Ginevra no estaba con él. Pero ella le había dicho en una carta que no pensaba airear públicamente su humillación. Aquella noche Nicolini tenía planeado atender algunos negocios secretos y estaría fuera... Aquella noche, por fin, aquella misma noche Leonardo y Ginevra podrían reencontrarse.
—Agnus Dei, qui tollis peccáta mundi: miserére nobis.
Las campanas doblaron, indicando la ascensión del Señor.
Leonardo miró a su alrededor y se dio cuenta de que el arzobispo estaba intentando abrirse paso hacia la puerta con mucha prisa; Nicolini lo seguía.
—Tonelete, mira eso —susurró Leonardo a Sandro, pero su amigo estaba inmerso en la oración.
—Ite, missa est...
Entonces, Leonardo vio a Il Magnifico que agachaba la cabeza y se santiguaba. Dos sacerdotes se acercaban a él desde atrás. Uno de ellos sacó una daga de la manga de su sotana negra y se lanzó sobre el primer ciudadano, como si quisiera darle la vuelta para exponer su cuello y su pecho.
Hubo un griterío y cierta conmoción en el lado opuesto del coro. El griterío se convirtió en pánico, y el pánico en una estampida.
—La cúpula se cae —gritó alguien, pero la magnífica cúpula de Brunelleschi seguía en pie.
Leonardo corrió hacia Lorenzo, pero Lorenzo era muy rápido y un gran espadachín. Dio un paso atrás y en un solo movimiento desenfundó su espada y se enrolló la capa en el brazo izquierdo como protección. El cuchillo del sacerdote rozó el cuello de Lorenzo, y le abrió una pequeña herida. Lorenzo le clavó la espada al sacerdote directamente en el corazón; la sangre salpicó por todas partes. Lorenzo se dio la vuelta para echar a correr, pero el otro sacerdote le interceptó. Francesco Nori se interpuso entre Lorenzo y su atacante; recibió la cuchillada del sacerdote en el estómago, y fue entonces cuando Leonardo llegó hasta ellos.

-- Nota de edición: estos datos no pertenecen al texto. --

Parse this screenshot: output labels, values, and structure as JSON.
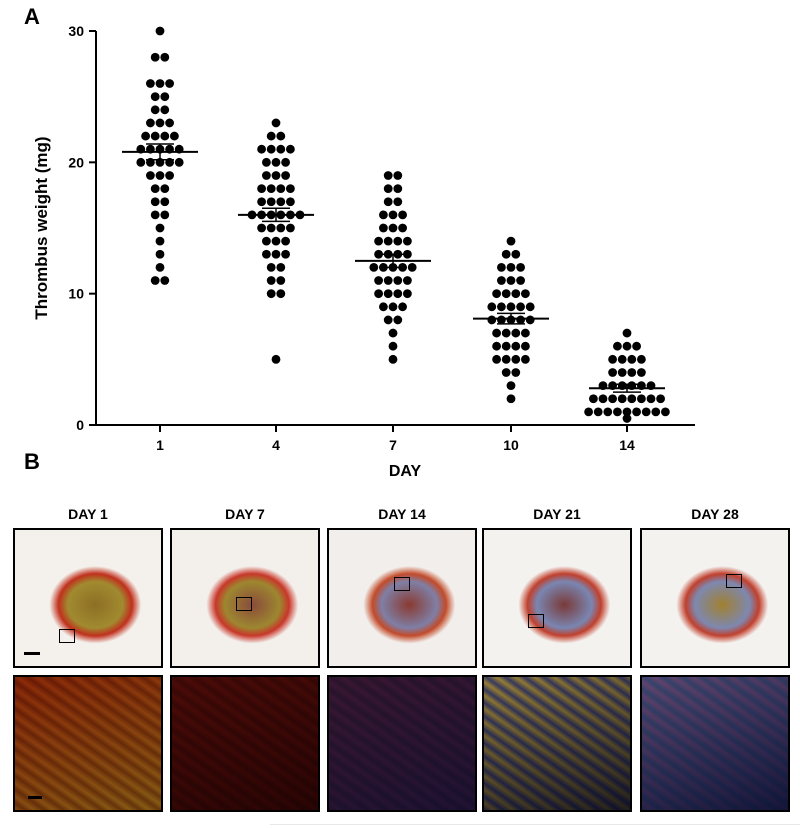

Iracundo porque Lorenzo había escapado a su cuchillo, el sacerdote se lanzó a por Leonardo. Pero Leonardo se echó hacia atrás, esquivó el golpe, y clavó su cuchillo en el grueso cuello del sacerdote. Lorenzo observaba todo como si no creyera lo que estaba ocurriendo. Leonardo lo empujó a un lado y corrió a interceptar a un matón de los Pazzi que se acercaba a Lorenzo por la espalda, pero fue el propio Lorenzo el que lo mató. Las miradas de Lorenzo y Leonardo se encontraron; y en ese instante Leonardo supo que todo se había arreglado entre ellos.
La lucha siguió a su alrededor. Leonardo y los demás amigos de Lorenzo formaron un círculo alrededor del primer ciudadano para protegerlo de los matones a sueldo de los Pazzi y de los españoles del séquito del cardenal. Se retiraron hacia la sacristía del norte, y los demás cubrieron la retirada mientras luchaban contra los conspiradores que los seguían.
—Rápido —gritó Lorenzo a Ridolfi y a Sigismondo della Stufa, que atravesaron rápidamente la pesada puerta de bronce. Después, todos empujaron a la vez para cerrarla, acuchillando a los hombres de armas de los Pazzi que clamaban sangre. Consiguieron cerrar la puerta tiempo suficiente para que Poliziano pudiera echar el cierre. La hoja de la espada de un enemigo se partió al cerrarse la puerta; oyeron gritos de frustración al otro lado.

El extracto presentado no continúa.